Curious about how your telecommuters are doing? Read this.

Wonder what’s going on with your employees who are working from home during the COVID-19 situation? Toluna and Harris Interactive, two leading providers of consumer intelligence, surveyed 568 employees from the United States to assess how they are faring in this new arrangement.

Here are a variety of key findings from that research and what they might signal for employers going forward:

telecommuters

53% of workers are just as productive if not more than before the pandemic

Furthermore, 94 percent say they are just as disciplined if not more than usual working from home, and 98 percent are confident doing their jobs without the direct supervision of a manager.

This information should help assure leaders that employees take their off-site performance seriously and remain committed to doing a good job. For companies that did not allow telecommuting prior to the pandemic, the data suggests reconsideration of policies.

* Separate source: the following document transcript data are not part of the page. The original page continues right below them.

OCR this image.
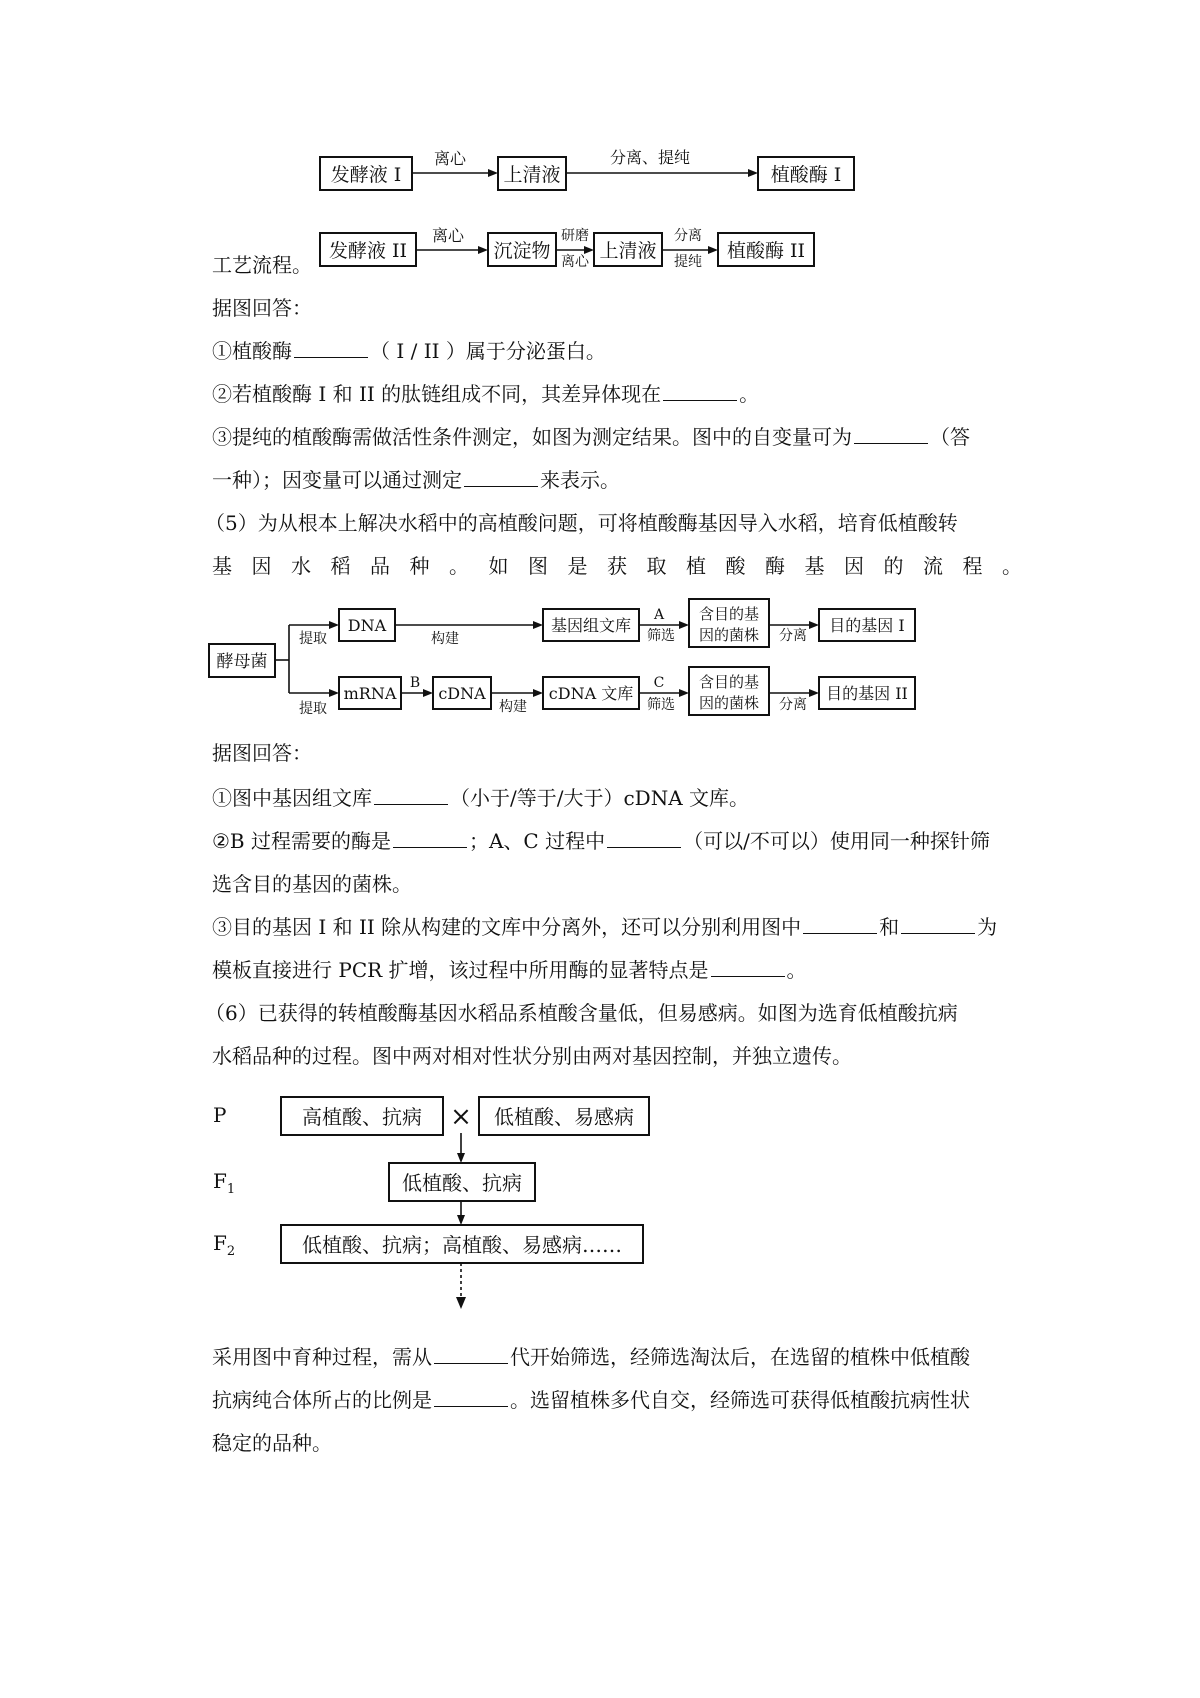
发酵液 I
离心
上清液
分离、提纯
植酸酶 I
发酵液 II
离心
沉淀物
研磨
离心 上清液
分离
提纯 植酸酶 II
工艺流程。
据图回答：
①植酸酶	（ I / II ）属于分泌蛋白。
②若植酸酶 I 和 II 的肽链组成不同，其差异体现在	。
③提纯的植酸酶需做活性条件测定，如图为测定结果。图中的自变量可为	（答
一种）；因变量可以通过测定	来表示。
（5）为从根本上解决水稻中的高植酸问题，可将植酸酶基因导入水稻，培育低植酸转
基 因 水 稻 品 种 。 如 图 是 获 取 植 酸 酶 基 因 的 流 程 。
酵母菌
提取
提取
DNA
构建
基因组文库
A
筛选
含目的基
因的菌株 分离
目的基因 I
mRNA
B
cDNA
构建
cDNA 文库
C
筛选
含目的基
因的菌株 分离
目的基因 II
据图回答：
①图中基因组文库	（小于/等于/大于）cDNA 文库。
②B 过程需要的酶是	；A、C 过程中	（可以/不可以）使用同一种探针筛
选含目的基因的菌株。
③目的基因 I 和 II 除从构建的文库中分离外，还可以分别利用图中	和	为
模板直接进行 PCR 扩增，该过程中所用酶的显著特点是	。
（6）已获得的转植酸酶基因水稻品系植酸含量低，但易感病。如图为选育低植酸抗病
水稻品种的过程。图中两对相对性状分别由两对基因控制，并独立遗传。
P	高植酸、抗病 × 低植酸、易感病
$F_1$	低植酸、抗病
$F_2$	低植酸、抗病；高植酸、易感病……
采用图中育种过程，需从	代开始筛选，经筛选淘汰后，在选留的植株中低植酸
抗病纯合体所占的比例是	。选留植株多代自交，经筛选可获得低植酸抗病性状
稳定的品种。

“Businesses have made excuses for years to limit people from working remotely, despite increasing employee calls for flexibility,” says Vijay Mistry, Head of Employee Experience Research for Harris Interactive and Toluna. “Excuses of impossibility and decreased output will simply no longer hold up. Employees are not only comfortable working remotely, but have demonstrated they can be more disciplined and self-sufficient at home. As a result, increased flexibility will be an inevitable expectation that employers will have to manage when work-life starts to return to normal.”

HR Memos D

telecommuters

Over half (55%) of Americans prefer their home working environment to their normal place of work

While certainly nobody wanted a global pandemic forcing people to telecommute, many employees are quite fine with setting up shop at home. Much of the allure comes from greater control over conditions, such as dressing however you wish, setting temperature to personal liking, designing a work area that fits your style, and having Fido at your feet. Others find getting away from office politics and colleague disruptions appealing and conducive to productivity. And with the average one-way commute to work at just over 27 minutes, telecommuting Americans love recapturing nearly an hour of time daily.

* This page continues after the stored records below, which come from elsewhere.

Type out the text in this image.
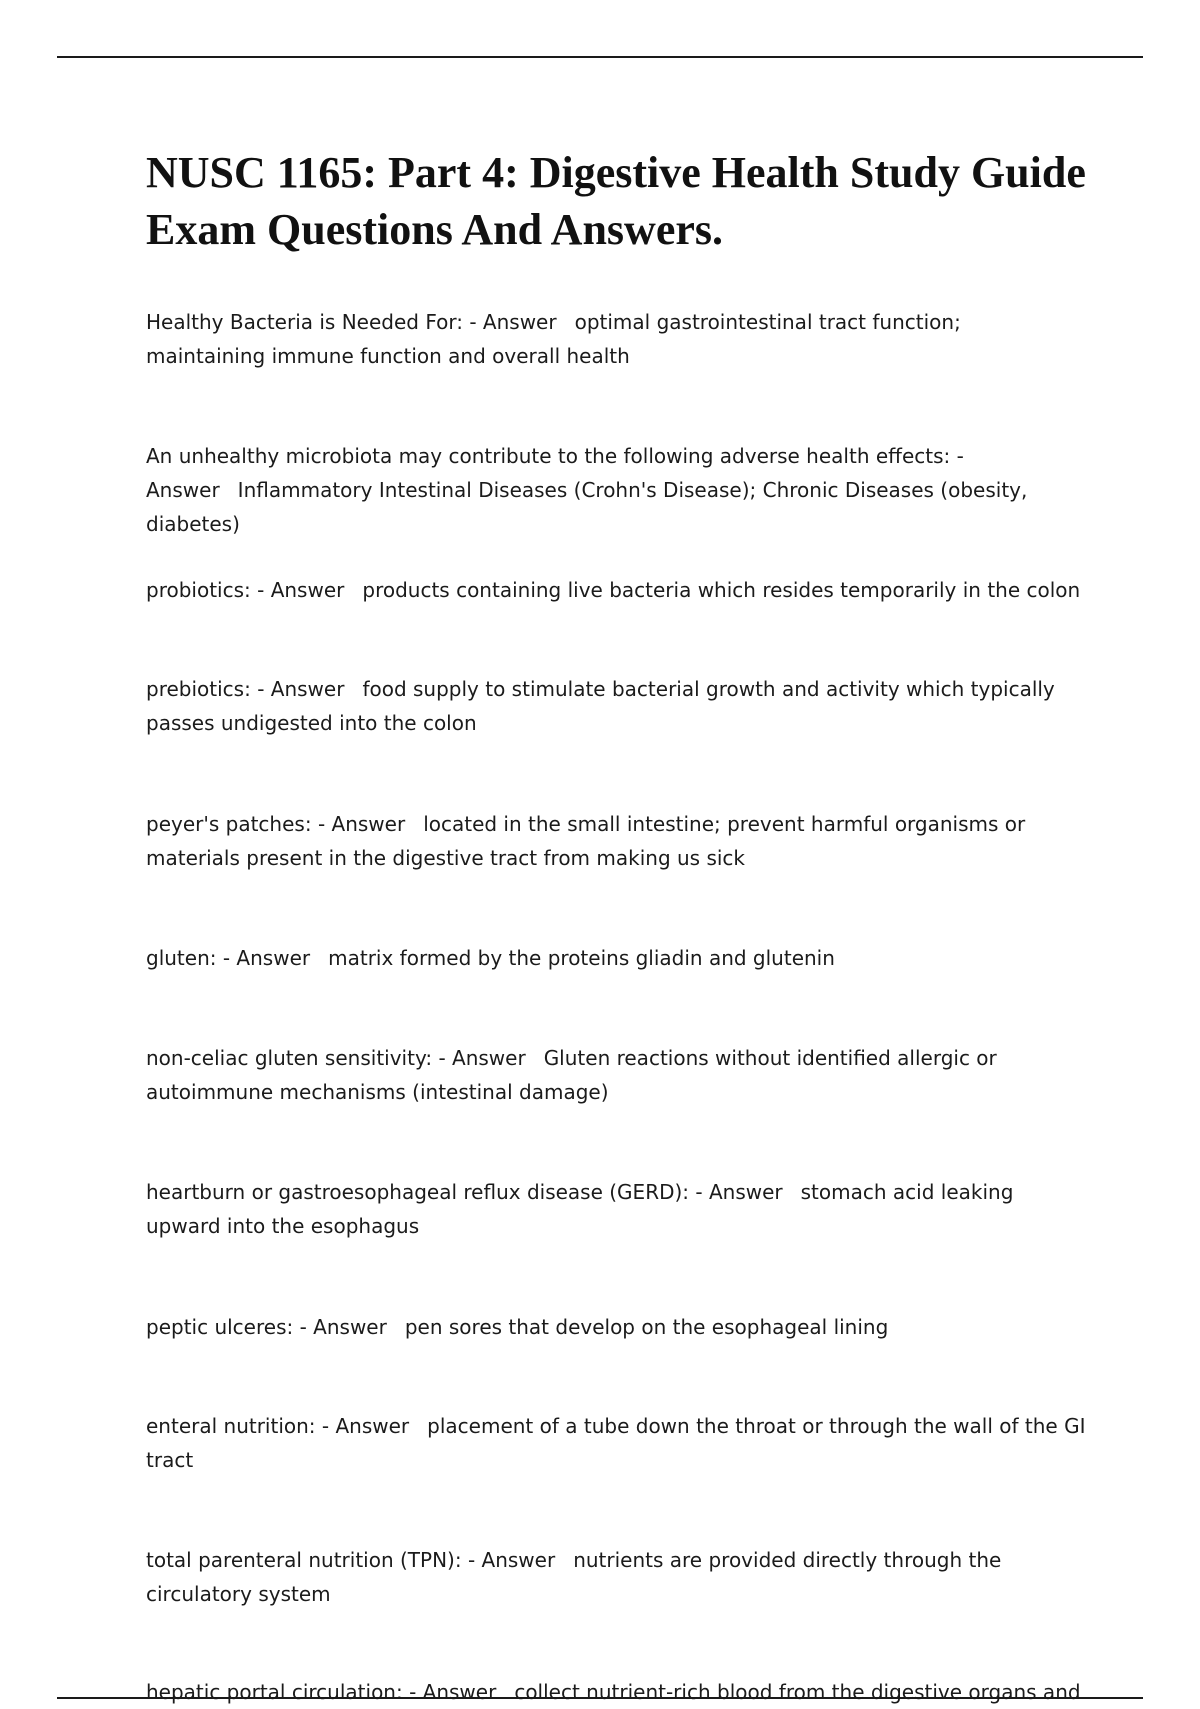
NUSC 1165: Part 4: Digestive Health Study Guide Exam Questions And Answers.

Healthy Bacteria is Needed For: - Answer optimal gastrointestinal tract function; maintaining immune function and overall health

An unhealthy microbiota may contribute to the following adverse health effects: - Answer Inflammatory Intestinal Diseases (Crohn's Disease); Chronic Diseases (obesity, diabetes)

probiotics: - Answer products containing live bacteria which resides temporarily in the colon

prebiotics: - Answer food supply to stimulate bacterial growth and activity which typically passes undigested into the colon

peyer's patches: - Answer located in the small intestine; prevent harmful organisms or materials present in the digestive tract from making us sick

gluten: - Answer matrix formed by the proteins gliadin and glutenin

non-celiac gluten sensitivity: - Answer Gluten reactions without identified allergic or autoimmune mechanisms (intestinal damage)

heartburn or gastroesophageal reflux disease (GERD): - Answer stomach acid leaking upward into the esophagus

peptic ulceres: - Answer pen sores that develop on the esophageal lining

enteral nutrition: - Answer placement of a tube down the throat or through the wall of the GI tract

total parenteral nutrition (TPN): - Answer nutrients are provided directly through the circulatory system

hepatic portal circulation: - Answer collect nutrient-rich blood from the digestive organs and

Managers should note that 65 percent of Americans in the survey say they are satisfied in their work, up from 61 percent in early April. As worker satisfaction plays a huge role in engagement and retention, employers may want to explore remote work options beyond this period of necessity as a strategy for developing happier staff members.

telecommuters

41% of workers want daily updates with their manager (alone, without the other members of the team)

Lest supervisors wonder if all this talk about home-based work spells employees eager to be left alone to do their own thing, don’t worry. While nobody likes a micromanager, workers desire consistent guidance and feedback. Especially in these unusual times, such information reassures them that they are meeting standards and doing things “right.” With nearly half of respondents looking for one-on-one communication each day, your input remains a valuable contributor to their success.

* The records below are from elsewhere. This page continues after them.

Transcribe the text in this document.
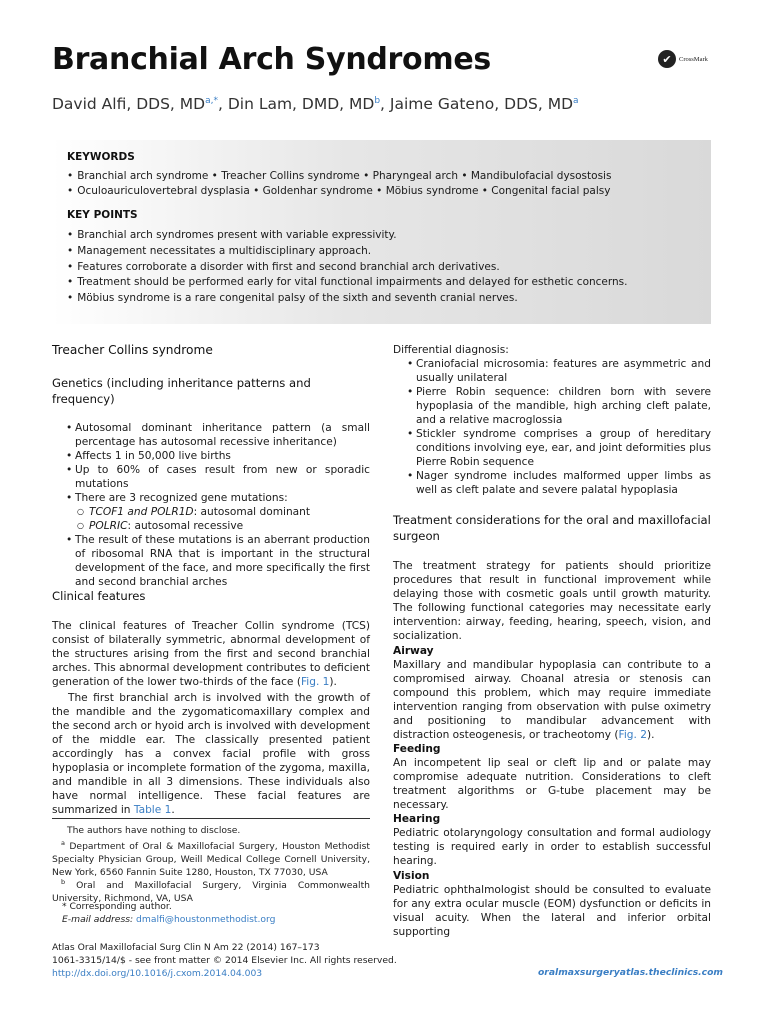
Branchial Arch Syndromes	✔	CrossMark
David Alfi, DDS, $MD^{a,*}$, Din Lam, DMD, $MD^b$, Jaime Gateno, DDS, $MD^a$
KEYWORDS
• Branchial arch syndrome • Treacher Collins syndrome • Pharyngeal arch • Mandibulofacial dysostosis
• Oculoauriculovertebral dysplasia • Goldenhar syndrome • Möbius syndrome • Congenital facial palsy
KEY POINTS
• Branchial arch syndromes present with variable expressivity.
• Management necessitates a multidisciplinary approach.
• Features corroborate a disorder with first and second branchial arch derivatives.
• Treatment should be performed early for vital functional impairments and delayed for esthetic concerns.
• Möbius syndrome is a rare congenital palsy of the sixth and seventh cranial nerves.
Treacher Collins syndrome
Genetics (including inheritance patterns and frequency)
• Autosomal dominant inheritance pattern (a small percentage has autosomal recessive inheritance)
• Affects 1 in 50,000 live births
• Up to 60% of cases result from new or sporadic mutations
• There are 3 recognized gene mutations:
○ TCOF1 and POLR1D: autosomal dominant
○ POLRIC: autosomal recessive
• The result of these mutations is an aberrant production of ribosomal RNA that is important in the structural development of the face, and more specifically the first and second branchial arches
Clinical features
The clinical features of Treacher Collin syndrome (TCS) consist of bilaterally symmetric, abnormal development of the structures arising from the first and second branchial arches. This abnormal development contributes to deficient generation of the lower two-thirds of the face (Fig. 1).
The first branchial arch is involved with the growth of the mandible and the zygomaticomaxillary complex and the second arch or hyoid arch is involved with development of the middle ear. The classically presented patient accordingly has a convex facial profile with gross hypoplasia or incomplete formation of the zygoma, maxilla, and mandible in all 3 dimensions. These individuals also have normal intelligence. These facial features are summarized in Table 1.
The authors have nothing to disclose.
$^a$ Department of Oral & Maxillofacial Surgery, Houston Methodist Specialty Physician Group, Weill Medical College Cornell University, New York, 6560 Fannin Suite 1280, Houston, TX 77030, USA
$^b$ Oral and Maxillofacial Surgery, Virginia Commonwealth University, Richmond, VA, USA
* Corresponding author.
E-mail address: dmalfi@houstonmethodist.org
Differential diagnosis:
• Craniofacial microsomia: features are asymmetric and usually unilateral
• Pierre Robin sequence: children born with severe hypoplasia of the mandible, high arching cleft palate, and a relative macroglossia
• Stickler syndrome comprises a group of hereditary conditions involving eye, ear, and joint deformities plus Pierre Robin sequence
• Nager syndrome includes malformed upper limbs as well as cleft palate and severe palatal hypoplasia
Treatment considerations for the oral and maxillofacial surgeon
The treatment strategy for patients should prioritize procedures that result in functional improvement while delaying those with cosmetic goals until growth maturity. The following functional categories may necessitate early intervention: airway, feeding, hearing, speech, vision, and socialization.
Airway
Maxillary and mandibular hypoplasia can contribute to a compromised airway. Choanal atresia or stenosis can compound this problem, which may require immediate intervention ranging from observation with pulse oximetry and positioning to mandibular advancement with distraction osteogenesis, or tracheotomy (Fig. 2).
Feeding
An incompetent lip seal or cleft lip and or palate may compromise adequate nutrition. Considerations to cleft treatment algorithms or G-tube placement may be necessary.
Hearing
Pediatric otolaryngology consultation and formal audiology testing is required early in order to establish successful hearing.
Vision
Pediatric ophthalmologist should be consulted to evaluate for any extra ocular muscle (EOM) dysfunction or deficits in visual acuity. When the lateral and inferior orbital supporting
Atlas Oral Maxillofacial Surg Clin N Am 22 (2014) 167–173
1061-3315/14/$ - see front matter © 2014 Elsevier Inc. All rights reserved.
http://dx.doi.org/10.1016/j.cxom.2014.04.003	oralmaxsurgeryatlas.theclinics.com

Similarly, 53 percent report wanting regular team meetings, and 42 percent desire regular updates on the company’s situation. Keep those Zoom gatherings coming!

telecommuters

39% of workers report lower than normal mental health

Let workers know that they are not alone during these uncertain times. With 64 percent of respondents in the survey reporting anxiety about the pandemic, now is the time to make people aware of your company’s Employee Assistance Program (EAP). Remind them that this free, voluntary resource provides evaluations, short-term counseling, and referrals to appropriate professionals and support groups.

Realize, too, that anxiety likely will still be an issue when on-site work resumes. In addition to continued trepidation about the general state of the world, employees may experience uneasiness upon emerging from the safety of home. Take their concerns seriously by informing of actions the organization has implemented to promote a healthy workplace, and ask for their suggestions.

telecommuters

28% of workers report lower than normal physical health

Lastly, note that weight gain during the pandemic is becoming so common that it even has its own term – “The COVID-15,” a play off of the familiar “Freshman 15” that refers to the extra pounds college students often put on during their first year. Emotional eating, boredom during social distancing, snacking while binge-watching television, and closed gyms all contribute to the problem for stay-at-home workers. Adding to the unhealthiness — 42 percent of respondents say they are drinking more alcohol, and 32 percent report smoking more.

The hope would be that unhealthy habits dwindle when life goes back to a more “normal” state. Better health means fewer sick days taken and reduced risk for costly chronic conditions.

Employers may want to consider initiatives to promote well-being, such as support for weight loss and smoking cessation. And while everyone may be eager to resume social activities, finding an alternative to Bagel Monday can be a great start!